Gemacht
12.12.2018, 15:25 Uhr
Festakt der Bundesregierung: ‘40 Jahre für Integration‘
Vor 40 Jahren wurde das Amt der Integrationsbeauftragten der Bundesregierung geschaffen, das heute von Staatsministerin Annette Widmann-Mauz geleitet wird. Zum Festakt „40 Jahre für Integration“ blickten in Berlin Repräsentanten von Politik, Wirtschaft, Medien und Gesellschaft zurück auf die Personen, die das Amt und damit auch die deutsche Integrationspolitik seit 1978 geprägt haben.
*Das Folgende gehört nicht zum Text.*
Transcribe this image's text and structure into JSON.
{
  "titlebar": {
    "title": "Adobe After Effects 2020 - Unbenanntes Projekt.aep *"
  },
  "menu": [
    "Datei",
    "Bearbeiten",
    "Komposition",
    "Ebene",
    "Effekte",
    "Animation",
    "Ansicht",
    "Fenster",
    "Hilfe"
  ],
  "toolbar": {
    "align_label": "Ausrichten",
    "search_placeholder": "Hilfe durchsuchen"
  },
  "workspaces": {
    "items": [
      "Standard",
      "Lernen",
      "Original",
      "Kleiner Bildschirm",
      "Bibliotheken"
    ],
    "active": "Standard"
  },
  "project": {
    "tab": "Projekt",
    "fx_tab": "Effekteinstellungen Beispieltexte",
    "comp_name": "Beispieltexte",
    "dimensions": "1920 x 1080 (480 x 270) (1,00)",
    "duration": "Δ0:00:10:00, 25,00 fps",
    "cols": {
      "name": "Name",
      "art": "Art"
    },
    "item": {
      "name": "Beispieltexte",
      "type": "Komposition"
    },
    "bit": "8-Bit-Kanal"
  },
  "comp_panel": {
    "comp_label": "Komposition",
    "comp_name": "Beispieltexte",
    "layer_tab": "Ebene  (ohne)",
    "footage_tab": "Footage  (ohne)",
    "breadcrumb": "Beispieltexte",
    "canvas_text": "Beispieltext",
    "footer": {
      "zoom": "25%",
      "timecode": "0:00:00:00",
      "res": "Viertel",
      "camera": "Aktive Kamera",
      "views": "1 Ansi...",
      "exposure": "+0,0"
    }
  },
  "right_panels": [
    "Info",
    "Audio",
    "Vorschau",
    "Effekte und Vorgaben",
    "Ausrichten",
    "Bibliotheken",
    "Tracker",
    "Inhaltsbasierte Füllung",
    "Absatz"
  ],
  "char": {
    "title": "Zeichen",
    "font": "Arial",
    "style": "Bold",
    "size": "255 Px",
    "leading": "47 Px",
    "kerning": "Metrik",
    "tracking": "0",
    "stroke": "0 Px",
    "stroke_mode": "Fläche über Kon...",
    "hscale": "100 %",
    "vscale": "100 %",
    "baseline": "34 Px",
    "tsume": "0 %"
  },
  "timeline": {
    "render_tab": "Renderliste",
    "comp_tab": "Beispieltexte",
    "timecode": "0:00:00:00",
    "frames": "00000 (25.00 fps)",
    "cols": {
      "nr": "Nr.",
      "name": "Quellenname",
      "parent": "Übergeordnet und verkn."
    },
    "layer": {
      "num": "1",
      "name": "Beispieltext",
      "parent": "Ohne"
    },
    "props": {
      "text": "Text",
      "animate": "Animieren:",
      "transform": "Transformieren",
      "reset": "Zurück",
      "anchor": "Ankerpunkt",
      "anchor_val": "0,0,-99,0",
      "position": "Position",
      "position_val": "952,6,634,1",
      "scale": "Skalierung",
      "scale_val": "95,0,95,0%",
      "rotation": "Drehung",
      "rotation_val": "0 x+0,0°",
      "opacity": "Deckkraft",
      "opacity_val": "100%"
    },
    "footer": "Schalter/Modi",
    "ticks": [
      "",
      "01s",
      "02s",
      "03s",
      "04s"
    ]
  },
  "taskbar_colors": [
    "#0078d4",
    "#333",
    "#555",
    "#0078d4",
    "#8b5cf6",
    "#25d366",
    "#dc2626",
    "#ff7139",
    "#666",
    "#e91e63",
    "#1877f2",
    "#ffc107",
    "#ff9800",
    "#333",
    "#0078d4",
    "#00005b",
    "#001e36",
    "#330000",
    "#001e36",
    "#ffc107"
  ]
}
Unter dem Titel „40 Jahre für Integration“ fand der Festakt im ‚Haus der Kulturen der Welt‘ (so heißt heute die ehemalige West-Berliner Kongreßhalle) statt. Die Veranstaltung würdigte in erster Linie das Amt der Beauftragten der Bundesregierung für Migration, Flüchtlinge und Integration. Zugleich gab der Festtag Anlass dazu, einen Blick auf die deutsche Integrationspolitik zu werfen. Im Jahr 1978 wurde in der Bundesrepublik Deutschlands erstmals ein Ausländerbeauftragter eingesetzt. Das Amt übernahm damals der frühere Ministerpräsident des Landes Nordrhein-Westfalen, Heinz Kühn (SPD).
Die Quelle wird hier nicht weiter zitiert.